Quebecor, the Canada Media Fund and the Canadian Media Producers Association, have asked the CRTC to reject this request.

Corus says this is another example of intervenors being more interested in self than the public. In context, Corus argues, these intervenors are direct or indirect beneficiaries of any tangible benefits that may arise from the transaction.

“That financial interest does not make their participation improper, but it does underscore why their submissions should not be treated as neutral testimony in support of the public interest,” Corus charges. “In effect, these intervenors ask the Commission to divert scarce resources away from stabilizing Corus’ operations and toward supporting external third-party funding agencies and their administrative expenses at the very moment the Company requires financial flexibility to continue serving audiences, employees, and local communities.”

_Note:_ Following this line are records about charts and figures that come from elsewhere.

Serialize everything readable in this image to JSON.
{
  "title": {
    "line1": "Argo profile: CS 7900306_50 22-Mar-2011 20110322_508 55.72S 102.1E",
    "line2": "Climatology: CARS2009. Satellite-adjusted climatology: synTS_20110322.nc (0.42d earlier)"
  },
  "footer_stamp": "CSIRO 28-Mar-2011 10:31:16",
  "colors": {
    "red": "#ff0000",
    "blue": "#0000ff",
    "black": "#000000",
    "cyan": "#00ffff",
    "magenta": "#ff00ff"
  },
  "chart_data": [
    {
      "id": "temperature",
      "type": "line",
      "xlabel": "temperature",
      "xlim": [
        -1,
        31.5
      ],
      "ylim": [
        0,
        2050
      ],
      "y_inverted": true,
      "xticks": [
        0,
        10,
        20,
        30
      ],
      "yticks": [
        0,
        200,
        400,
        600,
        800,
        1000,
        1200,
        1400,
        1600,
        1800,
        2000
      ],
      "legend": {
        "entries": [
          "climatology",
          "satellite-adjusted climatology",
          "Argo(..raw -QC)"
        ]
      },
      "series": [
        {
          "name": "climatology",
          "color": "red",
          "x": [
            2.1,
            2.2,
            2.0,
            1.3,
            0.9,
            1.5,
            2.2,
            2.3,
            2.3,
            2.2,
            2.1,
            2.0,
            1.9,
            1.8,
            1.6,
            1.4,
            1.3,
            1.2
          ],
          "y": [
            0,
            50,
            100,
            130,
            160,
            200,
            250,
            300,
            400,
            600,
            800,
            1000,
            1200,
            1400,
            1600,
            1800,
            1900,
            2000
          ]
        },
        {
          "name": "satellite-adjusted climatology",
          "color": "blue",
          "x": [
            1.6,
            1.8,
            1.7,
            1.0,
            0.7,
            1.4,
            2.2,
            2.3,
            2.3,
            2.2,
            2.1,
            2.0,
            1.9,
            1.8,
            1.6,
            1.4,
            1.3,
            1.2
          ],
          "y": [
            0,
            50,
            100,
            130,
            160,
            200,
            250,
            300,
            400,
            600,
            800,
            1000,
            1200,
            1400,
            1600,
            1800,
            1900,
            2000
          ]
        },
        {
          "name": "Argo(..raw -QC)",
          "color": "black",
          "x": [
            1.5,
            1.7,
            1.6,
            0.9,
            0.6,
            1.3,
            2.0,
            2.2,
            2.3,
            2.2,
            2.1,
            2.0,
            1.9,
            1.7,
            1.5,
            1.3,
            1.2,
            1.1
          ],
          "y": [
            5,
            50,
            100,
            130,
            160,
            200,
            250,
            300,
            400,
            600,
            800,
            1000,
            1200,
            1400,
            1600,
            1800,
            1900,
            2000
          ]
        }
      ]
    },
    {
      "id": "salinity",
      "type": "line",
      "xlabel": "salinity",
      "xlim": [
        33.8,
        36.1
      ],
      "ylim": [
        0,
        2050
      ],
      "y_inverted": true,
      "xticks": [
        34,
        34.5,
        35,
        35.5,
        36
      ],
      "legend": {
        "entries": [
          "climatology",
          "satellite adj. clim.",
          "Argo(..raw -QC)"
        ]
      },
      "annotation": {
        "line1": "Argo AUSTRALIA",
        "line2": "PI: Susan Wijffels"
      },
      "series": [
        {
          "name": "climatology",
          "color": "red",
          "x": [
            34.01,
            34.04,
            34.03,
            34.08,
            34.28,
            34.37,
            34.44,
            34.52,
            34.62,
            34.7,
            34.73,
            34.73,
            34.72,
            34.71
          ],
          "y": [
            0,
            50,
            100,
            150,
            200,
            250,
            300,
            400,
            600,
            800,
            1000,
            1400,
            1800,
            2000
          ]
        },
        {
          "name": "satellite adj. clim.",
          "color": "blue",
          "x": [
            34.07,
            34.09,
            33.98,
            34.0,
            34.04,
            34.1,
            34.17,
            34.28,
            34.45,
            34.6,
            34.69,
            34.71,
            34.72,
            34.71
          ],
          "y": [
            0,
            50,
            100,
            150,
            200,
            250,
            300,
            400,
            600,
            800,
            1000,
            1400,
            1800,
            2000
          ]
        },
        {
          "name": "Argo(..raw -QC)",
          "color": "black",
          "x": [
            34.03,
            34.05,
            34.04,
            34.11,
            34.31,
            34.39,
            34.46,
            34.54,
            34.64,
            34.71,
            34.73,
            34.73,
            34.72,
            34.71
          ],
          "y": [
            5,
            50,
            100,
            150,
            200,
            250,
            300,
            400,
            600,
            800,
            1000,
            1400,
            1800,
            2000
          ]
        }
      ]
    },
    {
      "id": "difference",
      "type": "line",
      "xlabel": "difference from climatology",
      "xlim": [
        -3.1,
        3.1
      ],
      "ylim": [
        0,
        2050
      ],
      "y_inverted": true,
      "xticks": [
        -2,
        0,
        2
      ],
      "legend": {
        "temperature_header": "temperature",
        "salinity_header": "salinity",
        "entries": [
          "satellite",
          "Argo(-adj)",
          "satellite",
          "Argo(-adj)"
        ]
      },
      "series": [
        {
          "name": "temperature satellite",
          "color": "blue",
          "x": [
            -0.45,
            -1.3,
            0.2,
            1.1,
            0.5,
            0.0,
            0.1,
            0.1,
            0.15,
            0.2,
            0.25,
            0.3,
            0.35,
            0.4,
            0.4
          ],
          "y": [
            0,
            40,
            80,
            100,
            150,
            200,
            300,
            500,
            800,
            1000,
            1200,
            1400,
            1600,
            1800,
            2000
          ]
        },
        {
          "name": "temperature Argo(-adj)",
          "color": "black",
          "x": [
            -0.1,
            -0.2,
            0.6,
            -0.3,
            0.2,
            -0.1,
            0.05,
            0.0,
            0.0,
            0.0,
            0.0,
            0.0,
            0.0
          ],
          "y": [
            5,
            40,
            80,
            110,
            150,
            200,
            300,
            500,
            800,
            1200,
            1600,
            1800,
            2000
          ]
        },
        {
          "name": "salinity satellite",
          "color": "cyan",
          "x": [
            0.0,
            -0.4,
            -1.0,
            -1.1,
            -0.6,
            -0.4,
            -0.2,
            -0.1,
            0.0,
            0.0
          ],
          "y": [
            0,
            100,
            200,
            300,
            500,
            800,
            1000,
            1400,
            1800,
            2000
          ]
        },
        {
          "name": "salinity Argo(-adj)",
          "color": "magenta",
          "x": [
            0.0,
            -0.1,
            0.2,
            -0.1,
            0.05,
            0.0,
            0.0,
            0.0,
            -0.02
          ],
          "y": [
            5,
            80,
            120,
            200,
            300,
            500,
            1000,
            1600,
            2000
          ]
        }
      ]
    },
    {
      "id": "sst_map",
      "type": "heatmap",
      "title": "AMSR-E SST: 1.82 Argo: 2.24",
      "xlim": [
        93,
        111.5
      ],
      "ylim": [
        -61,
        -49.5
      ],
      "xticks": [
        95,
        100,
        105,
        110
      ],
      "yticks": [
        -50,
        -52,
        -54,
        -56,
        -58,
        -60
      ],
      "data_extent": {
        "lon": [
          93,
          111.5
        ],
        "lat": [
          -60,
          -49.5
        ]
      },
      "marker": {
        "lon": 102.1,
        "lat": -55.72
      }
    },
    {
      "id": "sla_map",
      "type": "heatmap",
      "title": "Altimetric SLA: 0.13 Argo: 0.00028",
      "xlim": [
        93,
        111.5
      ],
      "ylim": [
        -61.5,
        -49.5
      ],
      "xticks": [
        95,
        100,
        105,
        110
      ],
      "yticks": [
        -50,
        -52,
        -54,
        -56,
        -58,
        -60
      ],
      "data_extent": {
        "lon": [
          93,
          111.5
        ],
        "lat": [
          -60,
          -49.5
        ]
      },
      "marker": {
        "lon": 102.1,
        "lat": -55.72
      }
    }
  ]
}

A group of minority shareholders in Corus have also asked the CRTC to reject the deal because it allegedly threatens local news, lacks editorial safeguards, and leaves effective control of a massive Canadian media footprint in the hands of unidentified financial investors. While 99.9 per cent of votes cast by senior noteholders were in favour of the recap plan, alongside 99.7 per cent of Class A shareholders, Class B shareholders voted just 61.2 per cent in favour.

Corus, however, did receive supporting interventions, including from Blue Ant Media, Stingray, the largest private sector union, Unifor, the Forum for Research and Policy in Communications, the Community Radio Fund of Canada, and the Canada Deaf Grassroots Movement.

Some have qualified that support, including by asking that the CRTC ensure the new company adheres to certain conditions of service in the public interest and is committed to accessibility measures.

“Time is of the essence,” Corus said in its reply. “Delay has concrete consequences: every additional month postpones those savings and imposes meaningful costs on Corus, whose stakeholders include members of the public whose interest the Commission is tasked with considering—employees, programming and community partners, and Canadian audiences.”